After his departure, Louis Johnson led the Swan Silvertones, which continued to make records through the 1970s. He tried to put the group back together again in 1984, but stopped the project after six months; Johnson couldn't find the voices to duplicate the old sound. They joined the oldies circuit, as Jeter occasionally reunited with his colleagues for reunion concerts through the 1990s.

Nobody could go from a smooth tenor to a piercing falsetto like Claude Jeter did. You can hear the phrasing of his leads echoed in the singing of Al Green, Curtis Mayfield, Smokey Robinson and Eddie Kendricks. Jeter's later interplay with the other Swan Silvertone vocalists is reminiscent of Sam and Dave and the Righteous Brothers.

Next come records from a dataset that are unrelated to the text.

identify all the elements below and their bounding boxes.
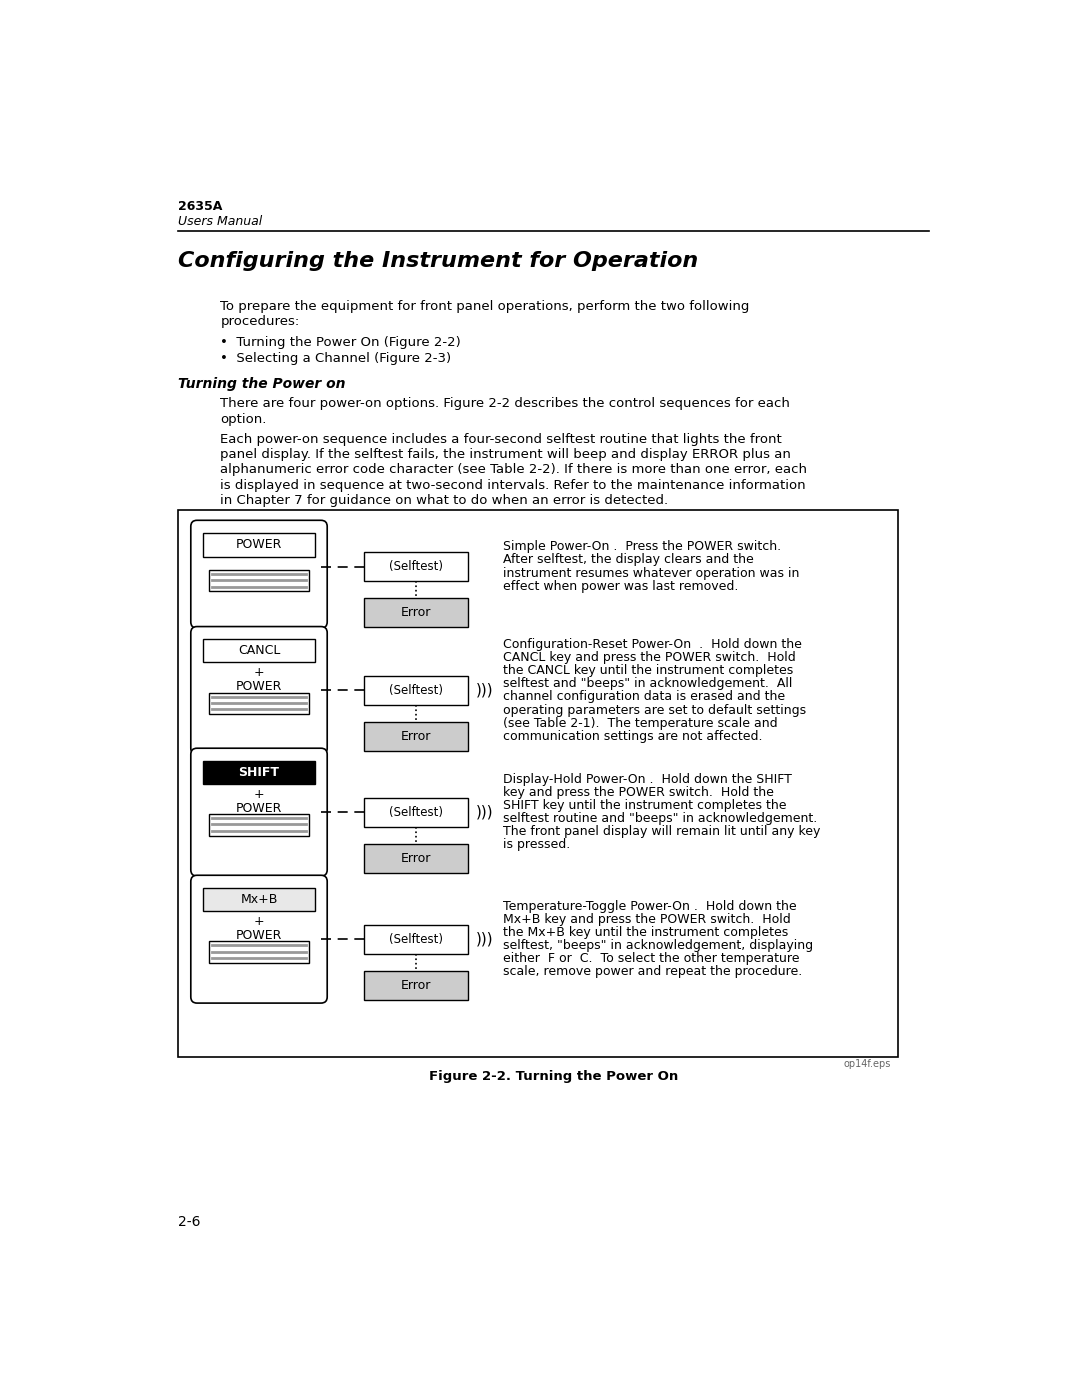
Text: communication settings are not affected.: communication settings are not affected.: [503, 729, 762, 743]
Text: op14f.eps: op14f.eps: [843, 1059, 891, 1069]
Text: ))): ))): [476, 805, 494, 820]
Text: procedures:: procedures:: [220, 316, 299, 328]
Bar: [364, 552, 469, 581]
Text: SHIFT key until the instrument completes the: SHIFT key until the instrument completes…: [503, 799, 786, 812]
Bar: [364, 722, 469, 752]
Bar: [203, 638, 314, 662]
Text: is displayed in sequence at two-second intervals. Refer to the maintenance infor: is displayed in sequence at two-second i…: [220, 479, 806, 492]
Text: Configuring the Instrument for Operation: Configuring the Instrument for Operation: [177, 251, 698, 271]
FancyBboxPatch shape: [191, 520, 327, 629]
Text: Mx+B: Mx+B: [241, 893, 278, 905]
Text: CANCL: CANCL: [238, 644, 280, 657]
Text: Simple Power-On .  Press the POWER switch.: Simple Power-On . Press the POWER switch…: [503, 541, 781, 553]
Bar: [364, 971, 469, 1000]
Bar: [208, 814, 309, 835]
Text: POWER: POWER: [235, 538, 282, 552]
Text: +: +: [254, 666, 265, 679]
Text: Each power-on sequence includes a four-second selftest routine that lights the f: Each power-on sequence includes a four-s…: [220, 433, 782, 446]
FancyBboxPatch shape: [191, 749, 327, 876]
Bar: [203, 760, 314, 784]
Text: ))): ))): [476, 683, 494, 698]
Text: There are four power-on options. Figure 2-2 describes the control sequences for : There are four power-on options. Figure …: [220, 397, 791, 411]
Text: POWER: POWER: [235, 929, 282, 942]
Bar: [203, 887, 314, 911]
Text: Error: Error: [401, 852, 431, 865]
Text: Temperature-Toggle Power-On .  Hold down the: Temperature-Toggle Power-On . Hold down …: [503, 900, 797, 912]
Bar: [364, 925, 469, 954]
Text: effect when power was last removed.: effect when power was last removed.: [503, 580, 739, 592]
Text: Figure 2-2. Turning the Power On: Figure 2-2. Turning the Power On: [429, 1070, 678, 1083]
Text: alphanumeric error code character (see Table 2-2). If there is more than one err: alphanumeric error code character (see T…: [220, 464, 807, 476]
Text: (Selftest): (Selftest): [389, 933, 443, 946]
Text: Configuration-Reset Power-On  .  Hold down the: Configuration-Reset Power-On . Hold down…: [503, 638, 802, 651]
Text: Error: Error: [401, 731, 431, 743]
Text: (Selftest): (Selftest): [389, 806, 443, 819]
Text: After selftest, the display clears and the: After selftest, the display clears and t…: [503, 553, 754, 566]
Bar: [208, 570, 309, 591]
Text: •  Selecting a Channel (Figure 2-3): • Selecting a Channel (Figure 2-3): [220, 352, 451, 366]
Text: Mx+B key and press the POWER switch.  Hold: Mx+B key and press the POWER switch. Hol…: [503, 914, 791, 926]
Text: SHIFT: SHIFT: [239, 766, 280, 778]
Text: +: +: [254, 788, 265, 800]
Text: selftest, "beeps" in acknowledgement, displaying: selftest, "beeps" in acknowledgement, di…: [503, 939, 813, 953]
Text: the Mx+B key until the instrument completes: the Mx+B key until the instrument comple…: [503, 926, 788, 939]
FancyBboxPatch shape: [191, 627, 327, 754]
Text: Error: Error: [401, 606, 431, 619]
Text: key and press the POWER switch.  Hold the: key and press the POWER switch. Hold the: [503, 787, 774, 799]
Text: CANCL key and press the POWER switch.  Hold: CANCL key and press the POWER switch. Ho…: [503, 651, 796, 664]
Text: operating parameters are set to default settings: operating parameters are set to default …: [503, 704, 807, 717]
Text: in Chapter 7 for guidance on what to do when an error is detected.: in Chapter 7 for guidance on what to do …: [220, 495, 669, 507]
Text: channel configuration data is erased and the: channel configuration data is erased and…: [503, 690, 785, 704]
Text: either  F or  C.  To select the other temperature: either F or C. To select the other tempe…: [503, 953, 799, 965]
Bar: [208, 693, 309, 714]
Text: Error: Error: [401, 979, 431, 992]
Text: +: +: [254, 915, 265, 928]
Bar: [364, 676, 469, 705]
Bar: [364, 844, 469, 873]
Text: (Selftest): (Selftest): [389, 685, 443, 697]
Text: Turning the Power on: Turning the Power on: [177, 377, 346, 391]
Text: selftest and "beeps" in acknowledgement.  All: selftest and "beeps" in acknowledgement.…: [503, 678, 793, 690]
Text: (see Table 2-1).  The temperature scale and: (see Table 2-1). The temperature scale a…: [503, 717, 778, 729]
Text: selftest routine and "beeps" in acknowledgement.: selftest routine and "beeps" in acknowle…: [503, 812, 818, 826]
Text: Users Manual: Users Manual: [177, 215, 261, 228]
Bar: [203, 532, 314, 557]
Text: (Selftest): (Selftest): [389, 560, 443, 573]
Bar: [364, 598, 469, 627]
Text: 2-6: 2-6: [177, 1215, 200, 1229]
Bar: [177, 510, 899, 1058]
Text: The front panel display will remain lit until any key: The front panel display will remain lit …: [503, 826, 821, 838]
Text: ))): ))): [476, 932, 494, 947]
Text: POWER: POWER: [235, 680, 282, 693]
Text: the CANCL key until the instrument completes: the CANCL key until the instrument compl…: [503, 665, 794, 678]
Text: To prepare the equipment for front panel operations, perform the two following: To prepare the equipment for front panel…: [220, 300, 750, 313]
FancyBboxPatch shape: [191, 876, 327, 1003]
Bar: [364, 798, 469, 827]
Text: option.: option.: [220, 412, 267, 426]
Text: scale, remove power and repeat the procedure.: scale, remove power and repeat the proce…: [503, 965, 802, 978]
Text: •  Turning the Power On (Figure 2-2): • Turning the Power On (Figure 2-2): [220, 335, 461, 348]
Text: Display-Hold Power-On .  Hold down the SHIFT: Display-Hold Power-On . Hold down the SH…: [503, 773, 792, 787]
Text: panel display. If the selftest fails, the instrument will beep and display ERROR: panel display. If the selftest fails, th…: [220, 448, 792, 461]
Bar: [208, 942, 309, 963]
Text: POWER: POWER: [235, 802, 282, 814]
Text: 2635A: 2635A: [177, 200, 222, 212]
Text: is pressed.: is pressed.: [503, 838, 570, 851]
Text: instrument resumes whatever operation was in: instrument resumes whatever operation wa…: [503, 567, 799, 580]
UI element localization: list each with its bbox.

Yet Jeter more or less walked away from the music business, cutting one solo album after his departure and making a few appearances. He had been ordained as a minister by The Church Of Holiness Science, and generally limited his singing to services.

Jeter ministered quietly in Harlem before his passing on January 6, 2009 at the age of 94. His trade may have been music, but his calling was to serve a higher cause.

But the good Reverend Jeter did hang around long enough to see the Swan Silvertones inducted into the Vocal Group Hall of Fame in 2002. Oh, and in 1996, he was elected into the American Gospel Quartet Convention Hall of Fame.

The legacy continues, though. Pittsburgh-based Rev. R. L. Bush & The New Swan Silvertones, consisting of Eddie Houston, Lorenzo Rideout, Ron Womack, and Ricky Mathews, are keeping the tradition of the original Swan Silvertones alive.